Com’è che sento dentro questa dolcezza...?

Vorrei che tutto fosse come ora, come sto ora con i miei occhi stropicciati per il sonno e la voglia di tornare a letto a non-dormire visto che sono solo le sei e trenta. Vorrei sentire sempre questa dolcezza che mi prende e che mi fa pensare che tutto sommato sto bene e che forse (forse) non mi serve altro. E che anche se ho paura fa niente, quella prima o poi passa, perchè se sto così bene allora non devo averne perchè aùllora posso farcela.
I miei bulbi (quelli dei fiori, non quelli oculari) stanno crescendo, se penso da dove arrivano, allora come un flash mi rifaccio tutto quel viaggio in 3 secondi e mi dico che voglio proprio vederli fiorire, non vedo l'ora, e ancora la dolcezza torna. E penso che sto bene, che è bello sentirmi così, anche se un po' vulnerabile.

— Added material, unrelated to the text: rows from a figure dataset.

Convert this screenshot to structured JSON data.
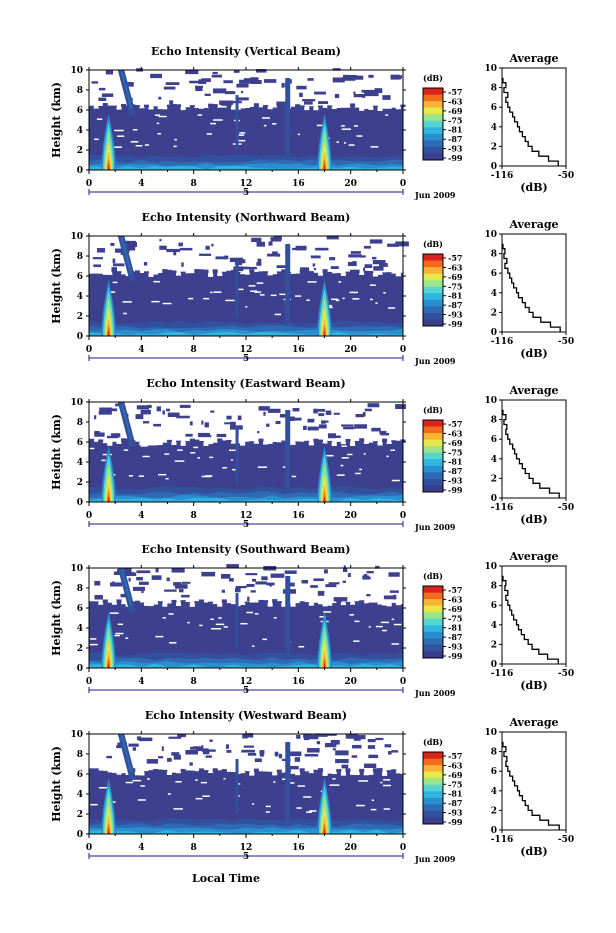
{
  "figure": {
    "xlabel": "Local Time",
    "colors": {
      "background_echo": "#3d3f8f",
      "colormap": [
        "#3a3c8c",
        "#33509e",
        "#2f6ab4",
        "#2a8fd0",
        "#2fb6e0",
        "#55d6d0",
        "#9be58a",
        "#e6e84a",
        "#f9b233",
        "#f26a1f",
        "#d8241b"
      ]
    }
  },
  "chart_data": [
    {
      "type": "heatmap",
      "title": "Echo Intensity (Vertical Beam)",
      "ylabel": "Height (km)",
      "xlabel": "",
      "xlim": [
        0,
        24
      ],
      "ylim": [
        0,
        10
      ],
      "x_ticks": [
        "0",
        "4",
        "8",
        "12",
        "16",
        "20",
        "0"
      ],
      "y_ticks": [
        "0",
        "2",
        "4",
        "6",
        "8",
        "10"
      ],
      "date_label": "5",
      "month_label": "Jun 2009",
      "colorbar": {
        "unit": "(dB)",
        "ticks": [
          "-57",
          "-63",
          "-69",
          "-75",
          "-81",
          "-87",
          "-93",
          "-99"
        ]
      },
      "features": {
        "echo_top_km": 6.3,
        "upper_echo_top_km": 9.5,
        "storm_times_h": [
          1.5,
          18.0
        ],
        "early_streak_h": 2.5
      },
      "average_profile": {
        "title": "Average",
        "xlabel": "(dB)",
        "ylabel": "",
        "xlim": [
          -116,
          -50
        ],
        "x_ticks": [
          "-116",
          "-50"
        ],
        "y_ticks": [
          "0",
          "2",
          "4",
          "6",
          "8",
          "10"
        ],
        "heights_km": [
          0.0,
          0.5,
          1.0,
          1.5,
          2.0,
          2.5,
          3.0,
          3.5,
          4.0,
          4.5,
          5.0,
          5.5,
          6.0,
          6.5,
          7.0,
          7.5,
          8.0,
          8.5
        ],
        "values_db": [
          -58,
          -68,
          -78,
          -85,
          -89,
          -92,
          -95,
          -98,
          -100,
          -103,
          -105,
          -108,
          -110,
          -112,
          -110,
          -114,
          -112,
          -115
        ]
      }
    },
    {
      "type": "heatmap",
      "title": "Echo Intensity (Northward Beam)",
      "ylabel": "Height (km)",
      "xlabel": "",
      "xlim": [
        0,
        24
      ],
      "ylim": [
        0,
        10
      ],
      "x_ticks": [
        "0",
        "4",
        "8",
        "12",
        "16",
        "20",
        "0"
      ],
      "y_ticks": [
        "0",
        "2",
        "4",
        "6",
        "8",
        "10"
      ],
      "date_label": "5",
      "month_label": "Jun 2009",
      "colorbar": {
        "unit": "(dB)",
        "ticks": [
          "-57",
          "-63",
          "-69",
          "-75",
          "-81",
          "-87",
          "-93",
          "-99"
        ]
      },
      "features": {
        "echo_top_km": 6.3,
        "upper_echo_top_km": 9.5,
        "storm_times_h": [
          1.5,
          18.0
        ],
        "early_streak_h": 2.5
      },
      "average_profile": {
        "title": "Average",
        "xlabel": "(dB)",
        "ylabel": "",
        "xlim": [
          -116,
          -50
        ],
        "x_ticks": [
          "-116",
          "-50"
        ],
        "y_ticks": [
          "0",
          "2",
          "4",
          "6",
          "8",
          "10"
        ],
        "heights_km": [
          0.0,
          0.5,
          1.0,
          1.5,
          2.0,
          2.5,
          3.0,
          3.5,
          4.0,
          4.5,
          5.0,
          5.5,
          6.0,
          6.5,
          7.0,
          7.5,
          8.0,
          8.5
        ],
        "values_db": [
          -56,
          -66,
          -76,
          -84,
          -88,
          -92,
          -95,
          -99,
          -101,
          -104,
          -106,
          -108,
          -110,
          -113,
          -111,
          -114,
          -113,
          -115
        ]
      }
    },
    {
      "type": "heatmap",
      "title": "Echo Intensity (Eastward Beam)",
      "ylabel": "Height (km)",
      "xlabel": "",
      "xlim": [
        0,
        24
      ],
      "ylim": [
        0,
        10
      ],
      "x_ticks": [
        "0",
        "4",
        "8",
        "12",
        "16",
        "20",
        "0"
      ],
      "y_ticks": [
        "0",
        "2",
        "4",
        "6",
        "8",
        "10"
      ],
      "date_label": "5",
      "month_label": "Jun 2009",
      "colorbar": {
        "unit": "(dB)",
        "ticks": [
          "-57",
          "-63",
          "-69",
          "-75",
          "-81",
          "-87",
          "-93",
          "-99"
        ]
      },
      "features": {
        "echo_top_km": 6.0,
        "upper_echo_top_km": 9.5,
        "storm_times_h": [
          1.5,
          18.0
        ],
        "early_streak_h": 2.5
      },
      "average_profile": {
        "title": "Average",
        "xlabel": "(dB)",
        "ylabel": "",
        "xlim": [
          -116,
          -50
        ],
        "x_ticks": [
          "-116",
          "-50"
        ],
        "y_ticks": [
          "0",
          "2",
          "4",
          "6",
          "8",
          "10"
        ],
        "heights_km": [
          0.0,
          0.5,
          1.0,
          1.5,
          2.0,
          2.5,
          3.0,
          3.5,
          4.0,
          4.5,
          5.0,
          5.5,
          6.0,
          6.5,
          7.0,
          7.5,
          8.0,
          8.5
        ],
        "values_db": [
          -57,
          -67,
          -77,
          -84,
          -88,
          -92,
          -95,
          -98,
          -101,
          -103,
          -105,
          -108,
          -110,
          -112,
          -111,
          -114,
          -112,
          -115
        ]
      }
    },
    {
      "type": "heatmap",
      "title": "Echo Intensity (Southward Beam)",
      "ylabel": "Height (km)",
      "xlabel": "",
      "xlim": [
        0,
        24
      ],
      "ylim": [
        0,
        10
      ],
      "x_ticks": [
        "0",
        "4",
        "8",
        "12",
        "16",
        "20",
        "0"
      ],
      "y_ticks": [
        "0",
        "2",
        "4",
        "6",
        "8",
        "10"
      ],
      "date_label": "5",
      "month_label": "Jun 2009",
      "colorbar": {
        "unit": "(dB)",
        "ticks": [
          "-57",
          "-63",
          "-69",
          "-75",
          "-81",
          "-87",
          "-93",
          "-99"
        ]
      },
      "features": {
        "echo_top_km": 6.5,
        "upper_echo_top_km": 9.5,
        "storm_times_h": [
          1.5,
          18.0
        ],
        "early_streak_h": 2.5
      },
      "average_profile": {
        "title": "Average",
        "xlabel": "(dB)",
        "ylabel": "",
        "xlim": [
          -116,
          -50
        ],
        "x_ticks": [
          "-116",
          "-50"
        ],
        "y_ticks": [
          "0",
          "2",
          "4",
          "6",
          "8",
          "10"
        ],
        "heights_km": [
          0.0,
          0.5,
          1.0,
          1.5,
          2.0,
          2.5,
          3.0,
          3.5,
          4.0,
          4.5,
          5.0,
          5.5,
          6.0,
          6.5,
          7.0,
          7.5,
          8.0,
          8.5
        ],
        "values_db": [
          -58,
          -69,
          -78,
          -85,
          -89,
          -93,
          -96,
          -99,
          -101,
          -104,
          -106,
          -108,
          -110,
          -112,
          -110,
          -113,
          -112,
          -115
        ]
      }
    },
    {
      "type": "heatmap",
      "title": "Echo Intensity (Westward Beam)",
      "ylabel": "Height (km)",
      "xlabel": "",
      "xlim": [
        0,
        24
      ],
      "ylim": [
        0,
        10
      ],
      "x_ticks": [
        "0",
        "4",
        "8",
        "12",
        "16",
        "20",
        "0"
      ],
      "y_ticks": [
        "0",
        "2",
        "4",
        "6",
        "8",
        "10"
      ],
      "date_label": "5",
      "month_label": "Jun 2009",
      "colorbar": {
        "unit": "(dB)",
        "ticks": [
          "-57",
          "-63",
          "-69",
          "-75",
          "-81",
          "-87",
          "-93",
          "-99"
        ]
      },
      "features": {
        "echo_top_km": 6.2,
        "upper_echo_top_km": 9.5,
        "storm_times_h": [
          1.5,
          18.0
        ],
        "early_streak_h": 2.5
      },
      "average_profile": {
        "title": "Average",
        "xlabel": "(dB)",
        "ylabel": "",
        "xlim": [
          -116,
          -50
        ],
        "x_ticks": [
          "-116",
          "-50"
        ],
        "y_ticks": [
          "0",
          "2",
          "4",
          "6",
          "8",
          "10"
        ],
        "heights_km": [
          0.0,
          0.5,
          1.0,
          1.5,
          2.0,
          2.5,
          3.0,
          3.5,
          4.0,
          4.5,
          5.0,
          5.5,
          6.0,
          6.5,
          7.0,
          7.5,
          8.0,
          8.5
        ],
        "values_db": [
          -57,
          -68,
          -77,
          -85,
          -89,
          -92,
          -95,
          -98,
          -100,
          -103,
          -105,
          -108,
          -110,
          -112,
          -111,
          -114,
          -112,
          -115
        ]
      }
    }
  ]
}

Sento che qualcosa dentro me si è messo in moto, come se avessi scoperto un nuovo angolo del mio sgabuzzino interno che non conoscevo. Sarà che ora sono ancora anestetizzato dal sonno e che gli occhietti sono due piccole fessure di luce, sarà che la mia mente è a metà strada tra il sogno e la realtà, sarà che ho bevuto il latte scaduto (al massimo mi viene il cagotto). Io la chiamo dolcezza questa cosa che sento dentro e che mi fa venire da piangere perchè sono felice di esserci, di essere, il resto non conta poi molto, perchè so che alla fine un senso c'è anche se non lo vedo. E' vero ho paura, di me, di quello che c'è dentro di me, non ho paura del mondo però, quello ho imparato un po' a conoscerlo, ma è quello che arriva da me che mi fa paura perchè non so come gestirlo, però ora sento 'sta dolcezza e, porca vacca, se sto bene!